U.S. Sen. James M. Inhofe said Thursday that cutbacks during the Clinton administration resulted in the lack of armor and other material faced by U.S. troops in Iraq.


Inhofe, you may recall, is the Senator from Oklahoma whose meta-outrage at the outrage of others during the Committee hearings concerning the incidents at Abu Ghraib was broadly and briefly flatulated across the nation’s broadsheets.


Dismay however, followed quickly on the heels of delight, as it occurred to me that if I had patented that prediction, I’d have turned a good penny in royalties from right wing Senators. Certainly a prediction is a piece of intellectual property as much as is any other written history. Predictions, when accurate, are simply the history of the future.
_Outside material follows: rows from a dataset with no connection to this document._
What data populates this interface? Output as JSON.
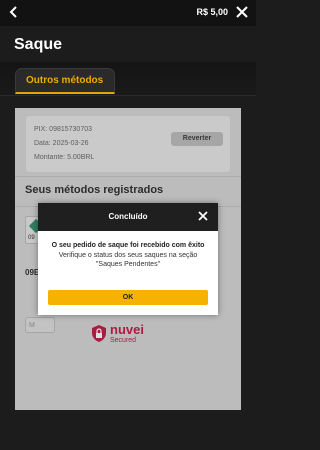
{
  "header": {
    "balance": "R$ 5,00",
    "page_title": "Saque",
    "tab_label": "Outros métodos"
  },
  "transaction": {
    "pix": "PIX: 09815730703",
    "date": "Data: 2025-03-26",
    "amount": "Montante: 5.00BRL",
    "revert_label": "Reverter"
  },
  "methods": {
    "title": "Seus métodos registrados",
    "card_label": "09",
    "account_partial": "09E",
    "input_partial": "M"
  },
  "brand": {
    "name": "nuvei",
    "sub": "Secured",
    "color": "#c0234d"
  },
  "modal": {
    "title": "Concluído",
    "message_bold": "O seu pedido de saque foi recebido com êxito",
    "message": "Verifique o status dos seus saques na seção \"Saques Pendentes\"",
    "ok_label": "OK"
  },
  "colors": {
    "accent": "#f5b300",
    "tab_text": "#f0a900",
    "background": "#1c1c1c"
  }
}
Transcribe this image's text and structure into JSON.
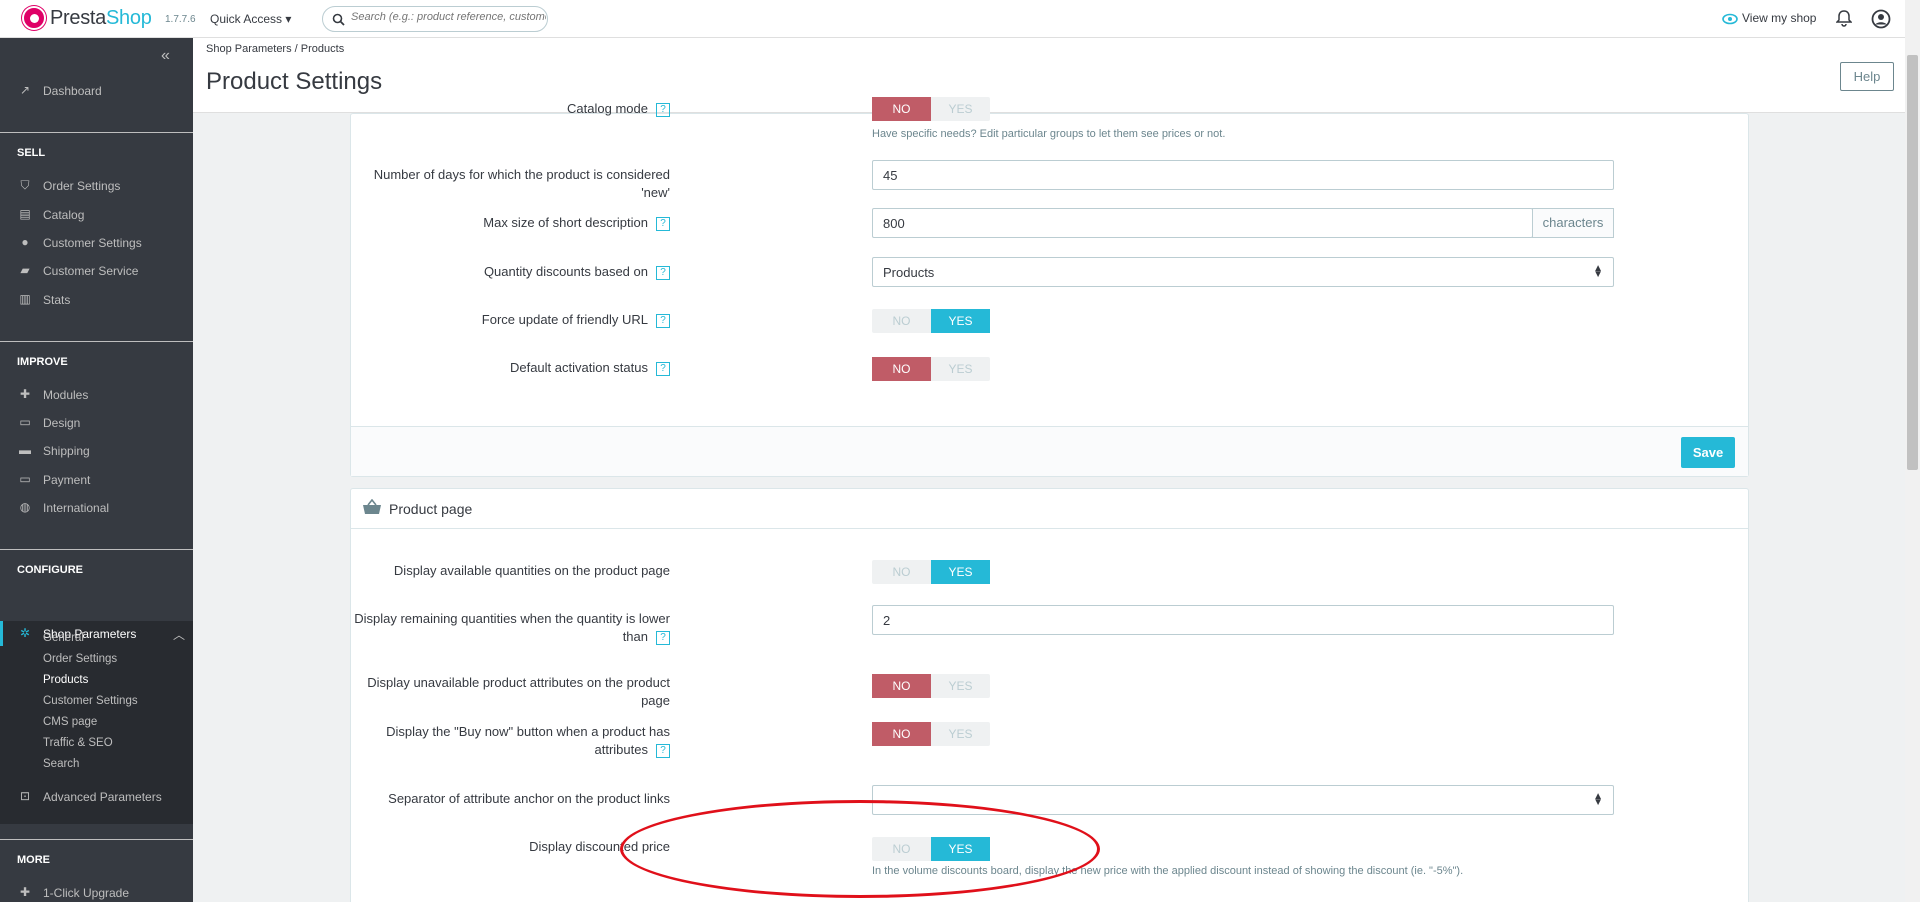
{
  "header": {
    "brand_presta": "Presta",
    "brand_shop": "Shop",
    "version": "1.7.7.6",
    "quick_access": "Quick Access ▾",
    "search_placeholder": "Search (e.g.: product reference, customer name...)",
    "view_shop": "View my shop"
  },
  "sidebar": {
    "dashboard": "Dashboard",
    "sell": "SELL",
    "sell_items": [
      "Order Settings",
      "Catalog",
      "Customer Settings",
      "Customer Service",
      "Stats"
    ],
    "improve": "IMPROVE",
    "improve_items": [
      "Modules",
      "Design",
      "Shipping",
      "Payment",
      "International"
    ],
    "configure": "CONFIGURE",
    "shop_parameters": "Shop Parameters",
    "sub_items": [
      "General",
      "Order Settings",
      "Products",
      "Customer Settings",
      "CMS page",
      "Traffic & SEO",
      "Search"
    ],
    "advanced": "Advanced Parameters",
    "more": "MORE",
    "upgrade": "1-Click Upgrade"
  },
  "page": {
    "crumb_1": "Shop Parameters",
    "crumb_sep": "/",
    "crumb_2": "Products",
    "title": "Product Settings",
    "help": "Help"
  },
  "general": {
    "catalog_mode_label": "Catalog mode",
    "catalog_hint": "Have specific needs? Edit particular groups to let them see prices or not.",
    "days_new_label": "Number of days for which the product is considered 'new'",
    "days_new_value": "45",
    "short_desc_label": "Max size of short description",
    "short_desc_value": "800",
    "short_desc_addon": "characters",
    "qty_discount_label": "Quantity discounts based on",
    "qty_discount_value": "Products",
    "force_url_label": "Force update of friendly URL",
    "default_status_label": "Default activation status",
    "save": "Save"
  },
  "toggle": {
    "no": "NO",
    "yes": "YES"
  },
  "product_page": {
    "title": "Product page",
    "avail_qty_label": "Display available quantities on the product page",
    "remaining_label_1": "Display remaining quantities when the quantity is lower",
    "remaining_label_2": "than",
    "remaining_value": "2",
    "unavail_attr_label": "Display unavailable product attributes on the product page",
    "buy_now_label_1": "Display the \"Buy now\" button when a product has",
    "buy_now_label_2": "attributes",
    "separator_label": "Separator of attribute anchor on the product links",
    "discounted_label": "Display discounted price",
    "discounted_hint": "In the volume discounts board, display the new price with the applied discount instead of showing the discount (ie. \"-5%\")."
  },
  "colors": {
    "accent": "#25b9d7",
    "no_active": "#c05c67",
    "sidebar": "#363a41",
    "annotation": "#e0101a"
  }
}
And just as certainly if a future part of my genome can be owned, a genome that was spontaneously and unprofitably developed in the past, I could reap wealth from the future elements of History which also formerly occurred spontaneously, but now can be predicted and manipulated within certain limits and the usual caveats. And what, in the end, is History to the journals , other than what the powerful say about what they think and do? And why, in the final analysis, shouldn’t some of that corporate money that gets lavished on the Senators not trickle down to the man on the street?

It was thus that I imagined a flood of wealth filling my coffers, simply by documenting and certifying my predictions about which asinine nonsense will spew forth from the mouths of our rulers next.

My next prediction, although lacking in originality and not substantially different in kind to the first, will be that the “looming Social Securtiy Crisis” will also proclaimed to be the fault of Bill Clinton. As will discomfort, death, and inconvenience.

I am currently seeking “startup” capital in this venture to more fully devote time to predicting the future. Investment inquiries may be posted in the comments section.